9 Class Hours
Instructor: Drew Wilkens
A strong organizational culture is the foundation for achieving strategic goals, sustaining performance, and navigating change in today’s banking environment. Culture shapes how decisions are made, how employees engage with their work, and how effectively leaders execute strategy. As competition for talent intensifies and expectations from customers, regulators, and communities evolve, bank leaders must intentionally align culture with strategy to drive long-term success.
This course equips leaders and managers with both practical tools and foundational management and leadership theory to better understand, diagnose, and shape organizational culture. Drawing on established leadership frameworks—such as transformational leadership, ethical and inclusive leadership, systems thinking, and change leadership—students will explore how leadership behaviors, management practices, and organizational systems reinforce (or undermine) cultural outcomes.

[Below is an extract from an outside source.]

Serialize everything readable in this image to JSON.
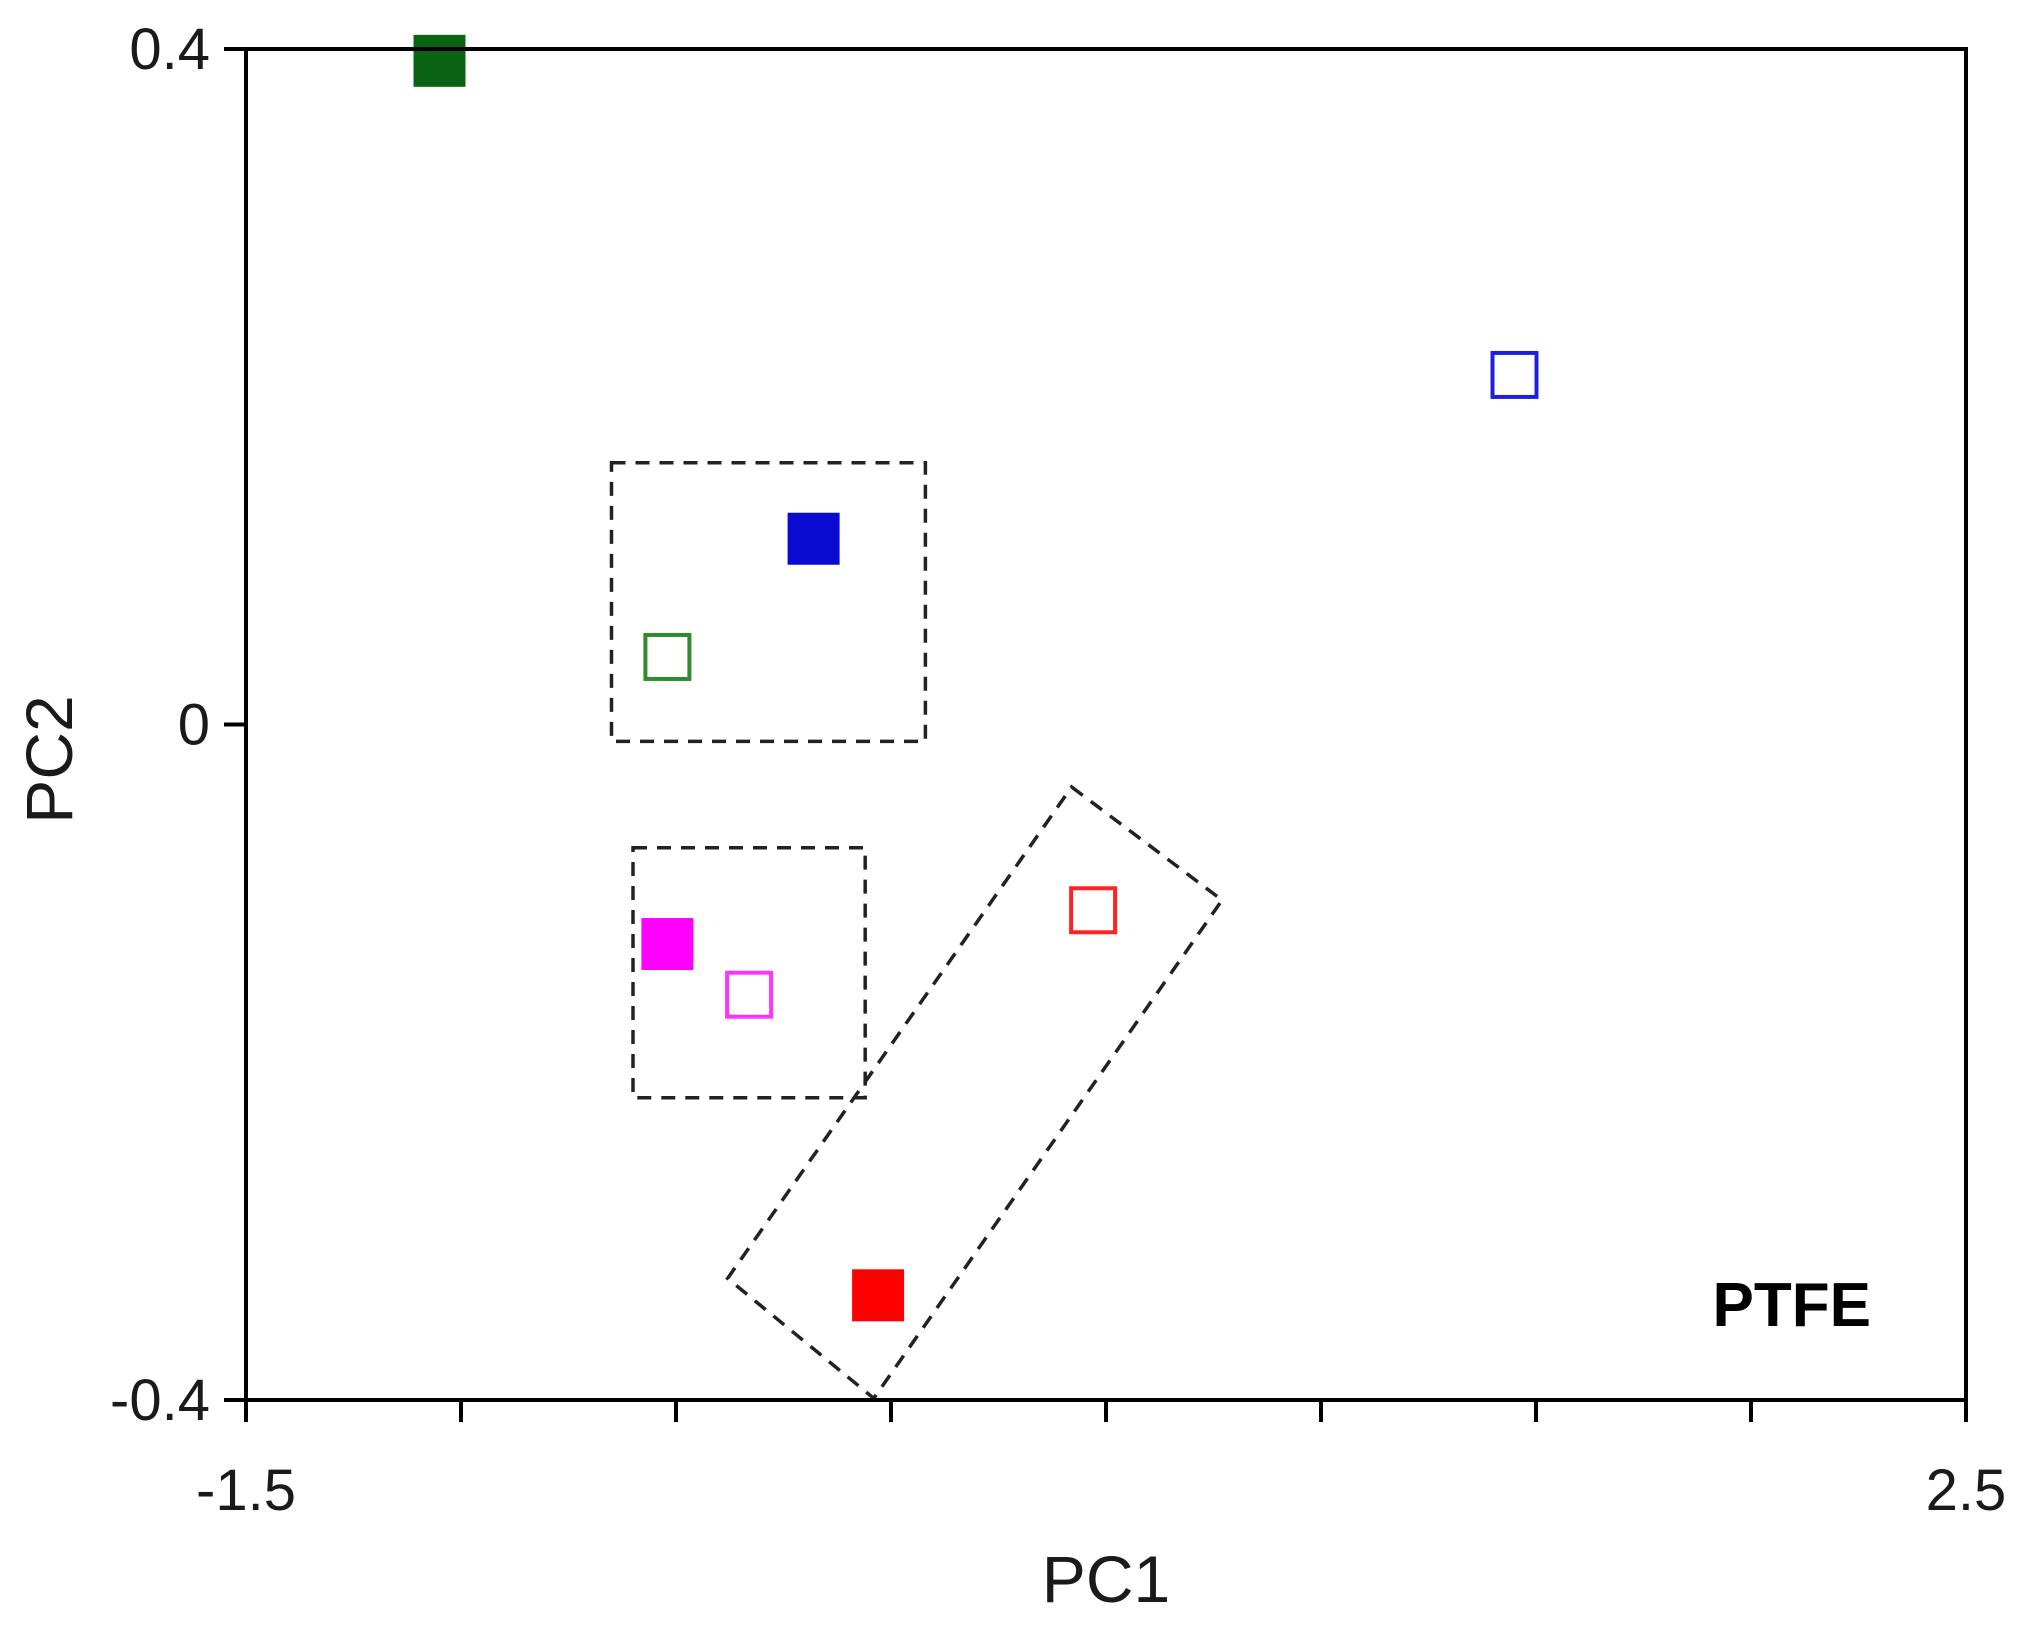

In this five-day course, students will progress from foundational concepts of organizational culture to more complex drivers of cultural change and alignment. The course blends management theory, leadership theory, applied assessment tools and peer discussion, allowing participants to connect theory directly to real-world banking challenges.

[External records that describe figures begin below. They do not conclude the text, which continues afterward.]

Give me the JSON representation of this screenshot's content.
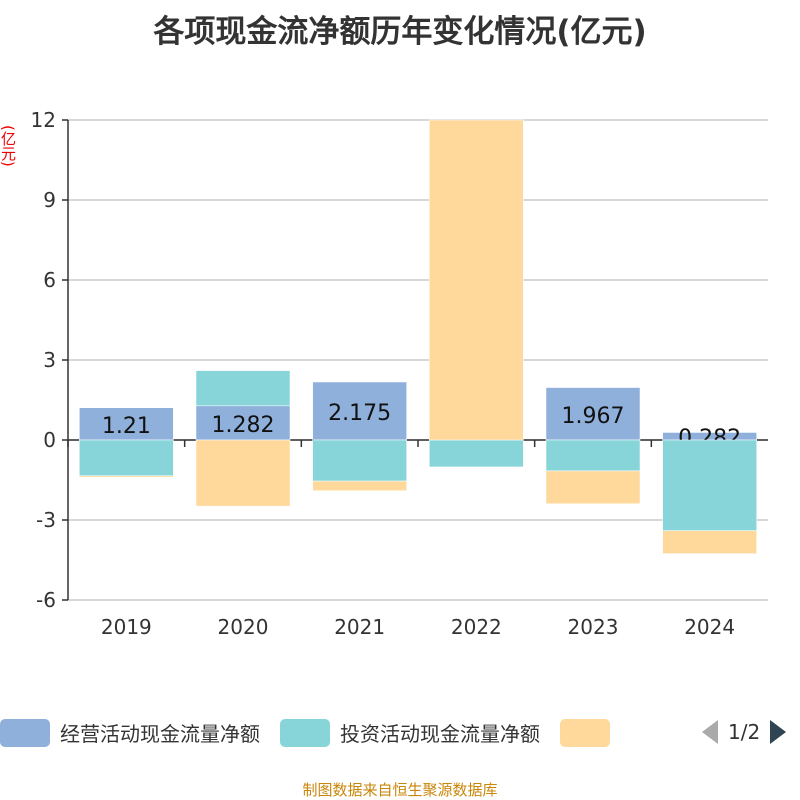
{
  "chart_data": {
    "type": "bar",
    "stacked": true,
    "title": "各项现金流净额历年变化情况(亿元)",
    "ylabel": "(亿元)",
    "categories": [
      "2019",
      "2020",
      "2021",
      "2022",
      "2023",
      "2024"
    ],
    "ylim": [
      -6,
      12
    ],
    "yticks": [
      12,
      9,
      6,
      3,
      0,
      -3,
      -6
    ],
    "series": [
      {
        "name": "经营活动现金流量净额",
        "color": "#8fb0db",
        "values": [
          1.21,
          1.282,
          2.175,
          0,
          1.967,
          0.282
        ],
        "labels": [
          "1.21",
          "1.282",
          "2.175",
          "",
          "1.967",
          "0.282"
        ]
      },
      {
        "name": "投资活动现金流量净额",
        "color": "#87d5d9",
        "values": [
          -1.34,
          1.32,
          -1.54,
          -1.01,
          -1.16,
          -3.4
        ]
      },
      {
        "name": "",
        "color": "#fed99b",
        "values": [
          -0.05,
          -2.48,
          -0.36,
          12.5,
          -1.23,
          -0.86
        ]
      }
    ],
    "grid": true,
    "legend": "bottom"
  },
  "legend": {
    "page": "1/2"
  },
  "source": "制图数据来自恒生聚源数据库"
}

Key takeaways of this course:
- How leadership behaviors and management systems influence culture
- The role of values, norms, and assumptions in shaping performance
- The relationship between culture, strategy, and talent outcomes
- How leaders create urgency, readiness, and momentum for change
The course intentionally builds on first-year content—including DISC results and leadership self-awareness—to help students understand how individual leadership styles contribute to broader cultural patterns. Open discussion and group work encourage participants to share experiences, challenge assumptions, and learn from peers across institutions.